I tell the story often. God’s kids hungry and whiny on the long road trip from slavery in Egypt to freedom in the Promised Land. God pulls over the minivan and has a word with them through Moses.
“Tell the people I will rain down bread from heaven for them,” God says. “Each day they are to go out and gather enough for that day.” (Exodus 16:4)
God is good. But God’s goodness can bring out the worst in us. So with provision God gave law – the first law over His children this side of Egypt – predating the ten commandments, Leviticus, Deuteronomy… And the first law is about bread?
Take only your daily bread. One omer – about two liters – God says. Two liters for every person in your house. “This is a test,” God says.
And for a while God’s kids obeyed.
But one day – and I’m using my imagination here, which I realize is dangerous in some company – someone arrived to breakfast early perhaps. He walked out of his tent one morning and before him, as far as he could see, were delicious “what is its.” (Bread from heaven was so good they named it with a question in Hebrew – “manna”.)
Maybe this is how it happened. After collecting bread for the day he then stuffed extra into the pockets of his toga to put away in his 401K…I mean, refrigerator. In case God ever stopped being good. In case God broke His promise to provide bread for each day as each day arrives.
In anger God turned the leftovers into maggots and the excess began to stink. Unsatisfying.
After this God’s children obeyed the daily bread law. And it says in Exodus 16 that those who gathered much (because they had much family) did not have too much. And those who gathered little (because they had little family) did not have too little. But everyone had enough. (Exodus 16:17-18)
All of us are breaking obscure Old Testament laws. All guys, except lumberjacks and hipsters, shave these days. And who wears an outfit made from only one kind of fabric? We don’t live by Old Testament law here on the other side of Calvary. Though I do sometimes wish I could put my wife in a tent in the backyard for a few days every month.
The apostle Paul believed the daily bread law – no matter how impractical and ancient and strange – was still in affect for New Testament Christians like me. He made a habit of asking the churches he planted to give him their leftovers so that he could share them with impoverished Christians living in Jerusalem – 80% of them lacking daily bread.
When collecting leftovers from Christians in Corinth he wrote:
Our desire is not that others might be relieved while you are hard pressed, but that there might be equality. At the present time your plenty will supply what they need, so that in turn their plenty will supply what you need. The goal is equality, as it is written: βThe one who gathered much did not have too much, and the one who gathered little did not have too little.β – 2 Corinthians 8:13-15
What God wants is equality. And just in case anyone wants to bicker over exactly what he means by this, well, Paul defines the word clearly. By quoting Exodus 16. “Equality,” Paul says, means that no one has too much and no one has too little. But everyone has bread enough for today.

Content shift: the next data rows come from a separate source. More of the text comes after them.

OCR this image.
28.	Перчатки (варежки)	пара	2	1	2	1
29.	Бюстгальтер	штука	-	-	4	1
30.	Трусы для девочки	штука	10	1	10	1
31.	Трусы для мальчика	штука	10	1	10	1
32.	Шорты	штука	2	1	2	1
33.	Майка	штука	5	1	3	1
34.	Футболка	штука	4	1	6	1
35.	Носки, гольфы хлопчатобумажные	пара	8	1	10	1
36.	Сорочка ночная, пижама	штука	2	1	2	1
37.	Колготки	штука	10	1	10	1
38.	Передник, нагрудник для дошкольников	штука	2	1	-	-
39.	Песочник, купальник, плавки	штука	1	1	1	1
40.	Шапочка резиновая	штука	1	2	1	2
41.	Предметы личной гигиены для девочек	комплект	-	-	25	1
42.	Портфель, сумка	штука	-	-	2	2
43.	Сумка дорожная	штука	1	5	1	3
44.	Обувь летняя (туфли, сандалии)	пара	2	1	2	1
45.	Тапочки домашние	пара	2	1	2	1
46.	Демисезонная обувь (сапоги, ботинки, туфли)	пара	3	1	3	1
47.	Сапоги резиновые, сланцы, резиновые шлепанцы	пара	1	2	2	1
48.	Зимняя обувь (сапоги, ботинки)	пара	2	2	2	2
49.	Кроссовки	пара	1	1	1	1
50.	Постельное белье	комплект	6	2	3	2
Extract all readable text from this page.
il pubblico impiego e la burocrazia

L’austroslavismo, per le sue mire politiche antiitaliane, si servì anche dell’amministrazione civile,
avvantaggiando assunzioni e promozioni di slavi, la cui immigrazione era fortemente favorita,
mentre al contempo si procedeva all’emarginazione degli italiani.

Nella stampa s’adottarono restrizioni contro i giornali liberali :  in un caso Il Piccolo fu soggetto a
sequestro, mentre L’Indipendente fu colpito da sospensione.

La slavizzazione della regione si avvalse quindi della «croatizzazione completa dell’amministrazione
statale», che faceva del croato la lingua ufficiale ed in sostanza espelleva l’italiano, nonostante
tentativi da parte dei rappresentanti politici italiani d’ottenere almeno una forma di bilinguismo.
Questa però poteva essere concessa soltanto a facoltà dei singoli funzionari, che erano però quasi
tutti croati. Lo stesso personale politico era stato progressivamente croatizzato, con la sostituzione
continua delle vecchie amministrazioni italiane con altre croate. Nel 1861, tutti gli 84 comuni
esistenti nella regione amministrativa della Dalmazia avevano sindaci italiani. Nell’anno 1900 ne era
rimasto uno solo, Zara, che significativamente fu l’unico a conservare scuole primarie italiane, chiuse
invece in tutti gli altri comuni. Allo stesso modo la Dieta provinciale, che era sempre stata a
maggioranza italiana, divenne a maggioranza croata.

In one small paragraph the apostle Paul plucks a bizarre obscure law about bread from the pages of antiquity and places it solidly on the other side of Calvary before us moderns and says, “Take only your daily bread. This is a test.”
And so, I’ve said from so many stages, the test is this: Are daily bread and God enough for me?
If He is all I need then I can give up anything He wants to give someone else all they need.
I’ve said this a few hundred times.
And then I made a CD and sank every penny you gave and I had into its production, duplication, distribution and promotion. And then the adoption agency called and we added one more to our family unexpectedly. And I took a month off without income to help him adjust. And then there were doctor visits and blood tests. And a broken guitar. And the usual bills to pay. And a car to pass inspection. And…
82 cents. At the end of the month we had 82 cents.
Now it’s September and we’ve tallied what’s ahead – what’s coming in and what must go out and…a check arrives for what’s needed this week. “Daily bread,” I said when Becky opened it. “God is so laughing right now,” she said.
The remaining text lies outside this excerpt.